Helen Chesnut’s Garden Notes: It’s harvest time in the home garden


What a beautiful month it’s been, with an abundance of sunny weather and wonderfully usable days with comfortable temperatures. Ideal for gathering in the garden goodies.

Because of the late start to the active growing season, I harvested onion bulbs later than ever before, in the first week of September rather than the usual mid-August. As always happens, I let a few zucchinis grow over-large. Not to fret though. They make a fine puree cooked with garlic and onion in vegetable broth, blended smooth and frozen for soups that are a fine winter comfort food.

The cucumbers have been spectacular — little round ones (Lemon), miniature snacking cucumbers, classic long cucumbers (Sweet Success). I’ve been enjoying the slices daily. They’re a nice appetizer while preparing the evening meal. Slicing them into sour cream or yoghurt with chopped dill makes a pleasant, quick salad.

The summer’s tomatoes, cucumbers and onions announce Greek salad time. It’s another easy salad combining these three with feta cheese and kalamata olives in a simple olive oil and apple cider vinegar dressing flavoured with dried oregano.

Lady Di has done it again. Just a few seeds planted against tall wire fencing have produced vigorous vines heavily laden with beautiful, flat beans that are fleshy, juice-filled and flavourful. As I was picking some of the beans to share with a friend on the last day of August, I realized it was the 25th anniversary of Diana’s death.

Over the past two years, seed sources for some favourite varieties have either dried up of changed. It was a challenge to find Lady Di seeds for this year’s planting. Among the sources I use regularly, Plant World Seeds in England was the only one. It’s an interesting seed source, with many unusual listings. Avid hardy geranium fans will find around 20 species and named (cultivated) varieties.

A winner. The most showy, easy-growing and generally successful annual flower among my plantings this year has been a new zinnia in the Profusion series, known for producing an early and long bloom season on compact, nicely mounded plants that require little care.

Profusion Red & Yellow Bicolor has won Gold Medal awards from both All-America Selections and Europe-based Fleuroselect. For me, this zinnia proved to be a winner from the start, germinating in five days and growing quickly into stocky little transplants that formed a mass of flowers quickly in a patio pot.

That container planting drew much admiration at a pot luck gathering on my back lawn at mid-August. Extra transplants, ones that did not fit into the patio tub, formed a bright and perky edging for a front garden bed.

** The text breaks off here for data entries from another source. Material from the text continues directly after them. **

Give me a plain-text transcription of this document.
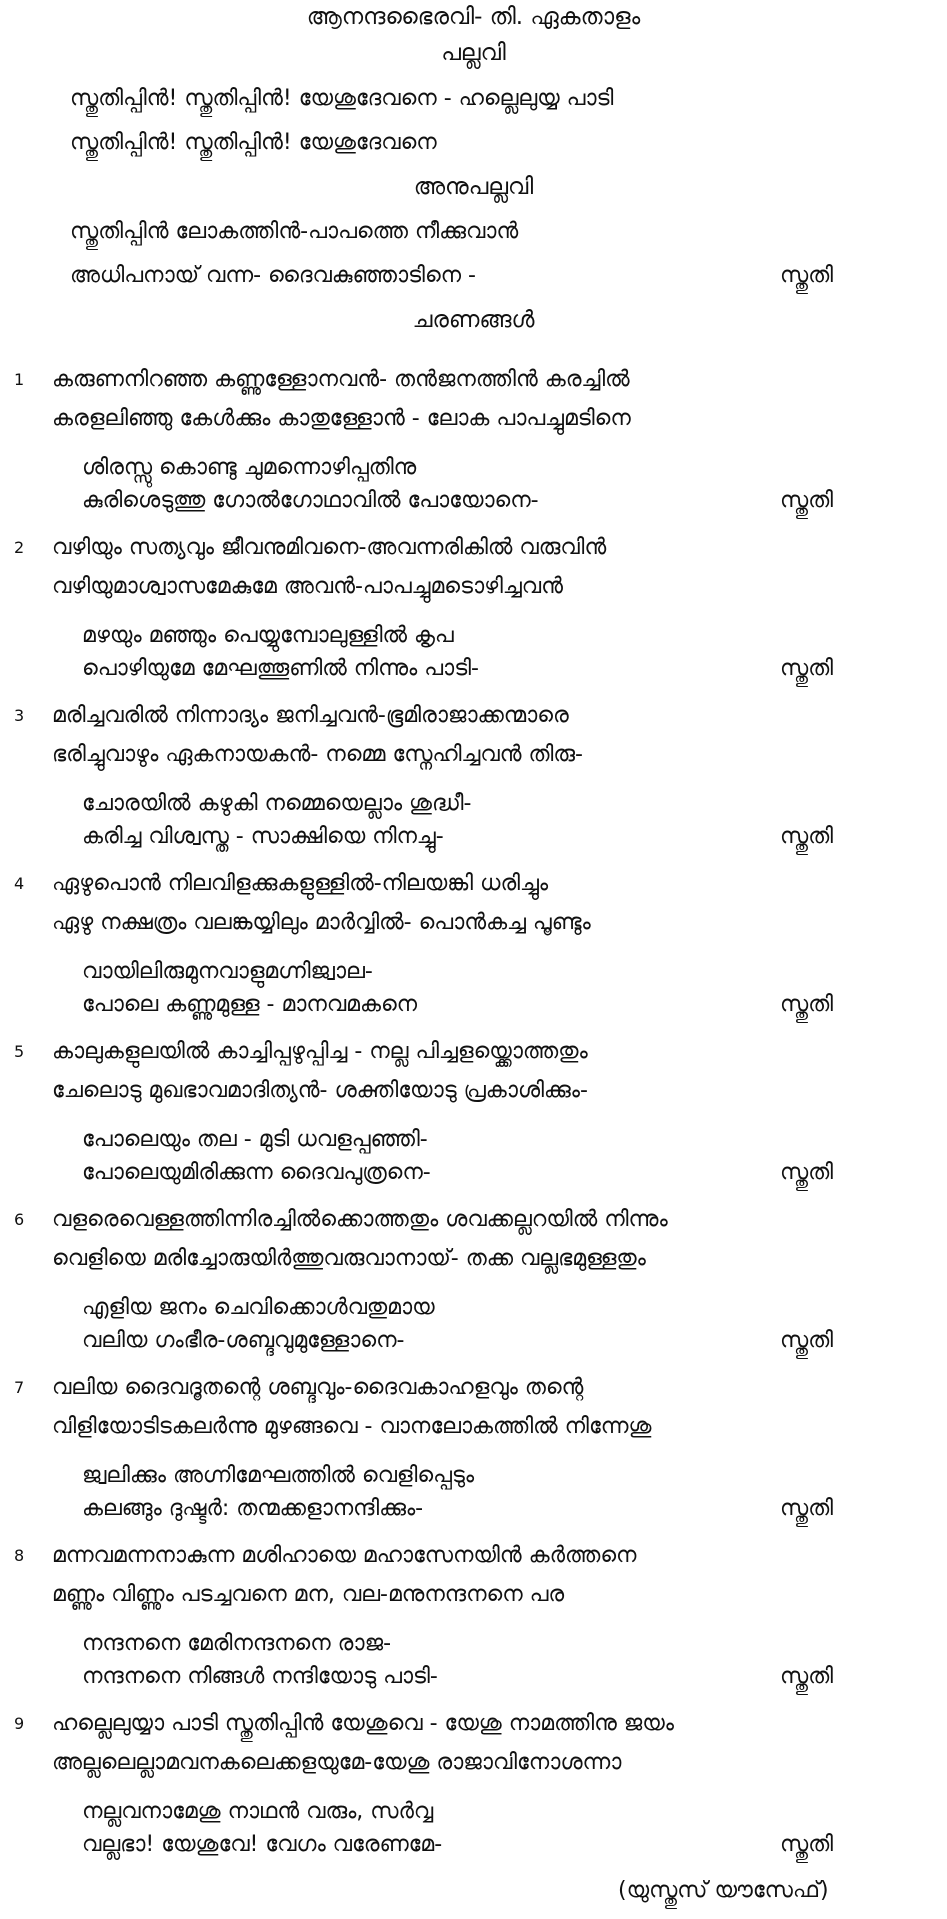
ആനന്ദഭൈരവി- തി. ഏകതാളം
പല്ലവി
സ്തുതിപ്പിൻ! സ്തുതിപ്പിൻ! യേശുദേവനെ - ഹല്ലെലുയ്യ പാടി
സ്തുതിപ്പിൻ! സ്തുതിപ്പിൻ! യേശുദേവനെ
അനുപല്ലവി
സ്തുതിപ്പിൻ ലോകത്തിൻ-പാപത്തെ നീക്കുവാൻ
അധിപനായ് വന്ന- ദൈവകുഞ്ഞാടിനെ -	സ്തുതി
ചരണങ്ങൾ
1 കരുണനിറഞ്ഞ കണ്ണുള്ളോനവൻ- തൻജനത്തിൻ കരച്ചിൽ
കരളലിഞ്ഞു കേൾക്കും കാതുള്ളോൻ - ലോക പാപച്ചുമടിനെ
ശിരസ്സു കൊണ്ടു ചുമന്നൊഴിപ്പതിനു
കുരിശെടുത്തു ഗോൽഗോഥാവിൽ പോയോനെ-	സ്തുതി
2 വഴിയും സത്യവും ജീവനുമിവനെ-അവന്നരികിൽ വരുവിൻ
വഴിയുമാശ്വാസമേകുമേ അവൻ-പാപച്ചുമടൊഴിച്ചവൻ
മഴയും മഞ്ഞും പെയ്യുമ്പോലുള്ളിൽ കൃപ
പൊഴിയുമേ മേഘത്തൂണിൽ നിന്നും പാടി-	സ്തുതി
3 മരിച്ചവരിൽ നിന്നാദ്യം ജനിച്ചവൻ-ഭൂമിരാജാക്കന്മാരെ
ഭരിച്ചുവാഴും ഏകനായകൻ- നമ്മെ സ്നേഹിച്ചവൻ തിരു-
ചോരയിൽ കഴുകി നമ്മെയെല്ലാം ശുദ്ധീ-
കരിച്ച വിശ്വസ്ത - സാക്ഷിയെ നിനച്ചു-	സ്തുതി
4 ഏഴുപൊൻ നിലവിളക്കുകളുള്ളിൽ-നിലയങ്കി ധരിച്ചും
ഏഴു നക്ഷത്രം വലങ്കയ്യിലും മാർവ്വിൽ- പൊൻകച്ച പൂണ്ടും
വായിലിരുമുനവാളുമഗ്നിജ്വാല-
പോലെ കണ്ണുമുള്ള - മാനവമകനെ	സ്തുതി
5 കാലുകളുലയിൽ കാച്ചിപ്പഴുപ്പിച്ച - നല്ല പിച്ചളയ്ക്കൊത്തതും
ചേലൊടു മുഖഭാവമാദിത്യൻ- ശക്തിയോടു പ്രകാശിക്കും-
പോലെയും തല - മുടി ധവളപ്പഞ്ഞി-
പോലെയുമിരിക്കുന്ന ദൈവപുത്രനെ-	സ്തുതി
6 വളരെവെള്ളത്തിന്നിരച്ചിൽക്കൊത്തതും ശവക്കല്ലറയിൽ നിന്നും
വെളിയെ മരിച്ചോരുയിർത്തുവരുവാനായ്- തക്ക വല്ലഭമുള്ളതും
എളിയ ജനം ചെവിക്കൊൾവതുമായ
വലിയ ഗംഭീര-ശബ്ദവുമുള്ളോനെ-	സ്തുതി
7 വലിയ ദൈവദൂതന്റെ ശബ്ദവും-ദൈവകാഹളവും തന്റെ
വിളിയോടിടകലർന്നു മുഴങ്ങവെ - വാനലോകത്തിൽ നിന്നേശു
ജ്വലിക്കും അഗ്നിമേഘത്തിൽ വെളിപ്പെടും
കലങ്ങും ദുഷ്ടർ: തന്മക്കളാനന്ദിക്കും-	സ്തുതി
8 മന്നവമന്നനാകുന്ന മശിഹായെ മഹാസേനയിൻ കർത്തനെ
മണ്ണും വിണ്ണും പടച്ചവനെ മന, വല-മനുനന്ദനനെ പര
നന്ദനനെ മേരിനന്ദനനെ രാജ-
നന്ദനനെ നിങ്ങൾ നന്ദിയോടു പാടി-	സ്തുതി
9 ഹല്ലെലുയ്യാ പാടി സ്തുതിപ്പിൻ യേശുവെ - യേശു നാമത്തിനു ജയം
അല്ലലെല്ലാമവനകലെക്കളയുമേ-യേശു രാജാവിനോശന്നാ
നല്ലവനാമേശു നാഥൻ വരും, സർവ്വ
വല്ലഭാ! യേശുവേ! വേഗം വരേണമേ-	സ്തുതി
(യുസ്തുസ് യൗസേഫ്)
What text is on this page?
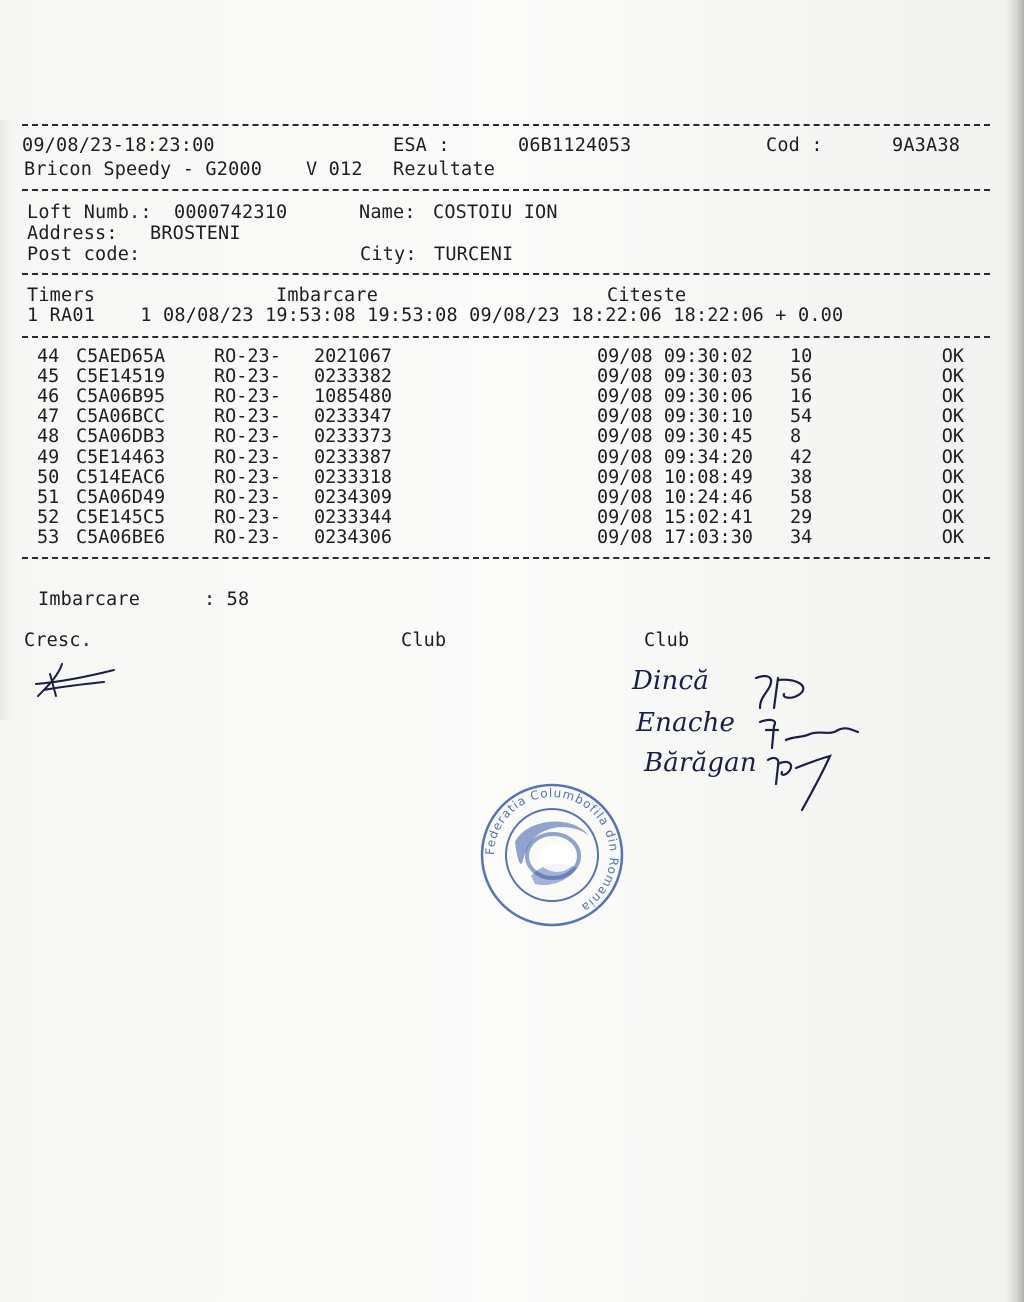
09/08/23-18:23:00	ESA :	06B1124053	Cod :	9A3A38
Bricon Speedy - G2000 V 012 Rezultate
Loft Numb.: 0000742310	Name: COSTOIU ION
Address: BROSTENI
Post code:	City: TURCENI
Timers	Imbarcare	Citeste
1 RA01    1 08/08/23 19:53:08 19:53:08 09/08/23 18:22:06 18:22:06 + 0.00
44 C5AED65A	RO-23- 2021067	09/08 09:30:02 10	OK
45 C5E14519	RO-23- 0233382	09/08 09:30:03 56	OK
46 C5A06B95	RO-23- 1085480	09/08 09:30:06 16	OK
47 C5A06BCC	RO-23- 0233347	09/08 09:30:10 54	OK
48 C5A06DB3	RO-23- 0233373	09/08 09:30:45 8	OK
49 C5E14463	RO-23- 0233387	09/08 09:34:20 42	OK
50 C514EAC6	RO-23- 0233318	09/08 10:08:49 38	OK
51 C5A06D49	RO-23- 0234309	09/08 10:24:46 58	OK
52 C5E145C5	RO-23- 0233344	09/08 15:02:41 29	OK
53 C5A06BE6	RO-23- 0234306	09/08 17:03:30 34	OK
Imbarcare	: 58
Cresc.	Club	Club
Dincă
Enache
Bărăgan
Federatia Columbofila din Romania
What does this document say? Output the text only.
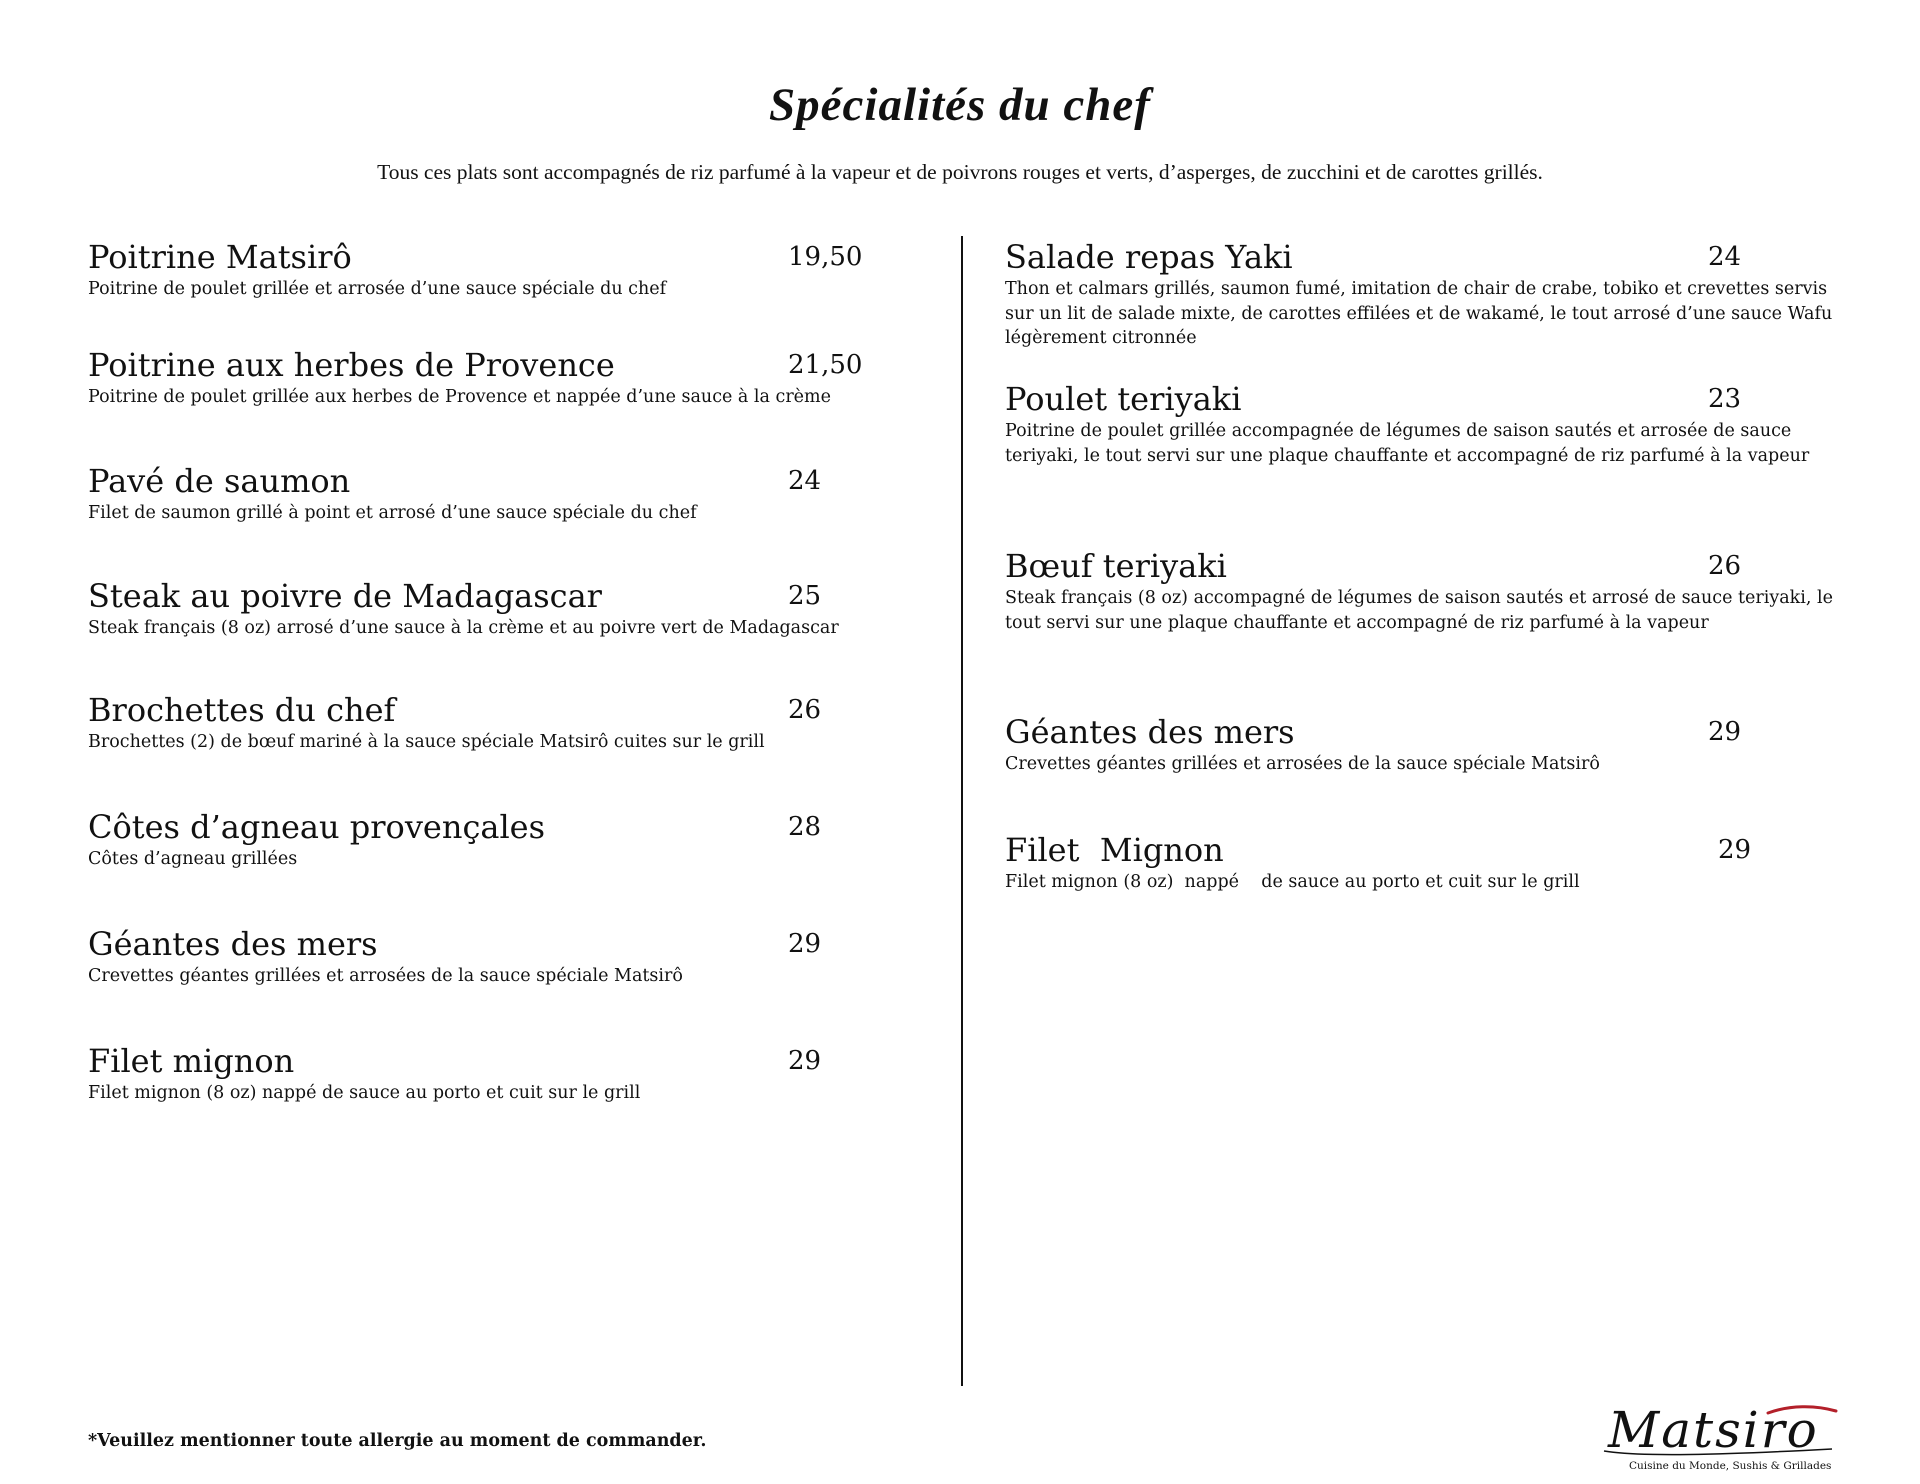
Spécialités du chef

Tous ces plats sont accompagnés de riz parfumé à la vapeur et de poivrons rouges et verts, d’asperges, de zucchini et de carottes grillés.

Poitrine Matsirô	19,50
Poitrine de poulet grillée et arrosée d’une sauce spéciale du chef
Poitrine aux herbes de Provence	21,50
Poitrine de poulet grillée aux herbes de Provence et nappée d’une sauce à la crème
Pavé de saumon	24
Filet de saumon grillé à point et arrosé d’une sauce spéciale du chef
Steak au poivre de Madagascar	25
Steak français (8 oz) arrosé d’une sauce à la crème et au poivre vert de Madagascar
Brochettes du chef	26
Brochettes (2) de bœuf mariné à la sauce spéciale Matsirô cuites sur le grill
Côtes d’agneau provençales	28
Côtes d’agneau grillées
Géantes des mers	29
Crevettes géantes grillées et arrosées de la sauce spéciale Matsirô
Filet mignon	29
Filet mignon (8 oz) nappé de sauce au porto et cuit sur le grill
Salade repas Yaki	24
Thon et calmars grillés, saumon fumé, imitation de chair de crabe, tobiko et crevettes servis sur un lit de salade mixte, de carottes effilées et de wakamé, le tout arrosé d’une sauce Wafu légèrement citronnée
Poulet teriyaki	23
Poitrine de poulet grillée accompagnée de légumes de saison sautés et arrosée de sauce teriyaki, le tout servi sur une plaque chauffante et accompagné de riz parfumé à la vapeur
Bœuf teriyaki	26
Steak français (8 oz) accompagné de légumes de saison sautés et arrosé de sauce teriyaki, le tout servi sur une plaque chauffante et accompagné de riz parfumé à la vapeur
Géantes des mers	29
Crevettes géantes grillées et arrosées de la sauce spéciale Matsirô
Filet  Mignon	29
Filet mignon (8 oz)  nappé    de sauce au porto et cuit sur le grill
*Veuillez mentionner toute allergie au moment de commander.	Matsiro
Cuisine du Monde, Sushis & Grillades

Apart from modest regular watering in the hot, dry weather, the planting required no care as the lovely flowers slowly took on new colour tints through the summer. By the middle of this month, after three months of flowering, the container planting remained showy. Through that time the flower colours changed from bright, shiny red-centred yellow through shades of rosy pink and creamy apricot.

My seed source was William Dam Seeds, but I’m sure Profusion Red & Yellow Bicolor will be on several commonly used seed company lists for 2023.


View Royal meeting. The View Royal Garden club will meet on Wednesday at 7:30 p.m. in Wheeley Hall, behind Esquimalt United Church, 500 Admirals Rd. Entrance is off Lyall St. Abigail Hyde of Satinflower Nurseries will discuss the importance of native plants, in particular their ability to help restore and enhance habitat within the urban context. The talk will include a close-up look at some of the plants and highlight ways for individuals to create pollinator-friendly landscapes that contribute to restoring biodiversity in Greater Victoria. The evening will include a judged mini-show. Non-member drop-in fee $5.

Government House plant sales. The Friends of Government House Gardens Society have perennial plants for sale at the nursery, across from the tea room at Government House, 1401 Rockland Ave. in Victoria, on Tuesdays, Wednesdays and Thursdays from 10 a.m. to 2 p.m. Members receive a 25 per cent discount on plant purchases. Membership cost is $20. In appreciation for community support year round, the discount will be extended to everyone in the community on Sept. 27, 28 and 29. Plant sales end on Oct. 20.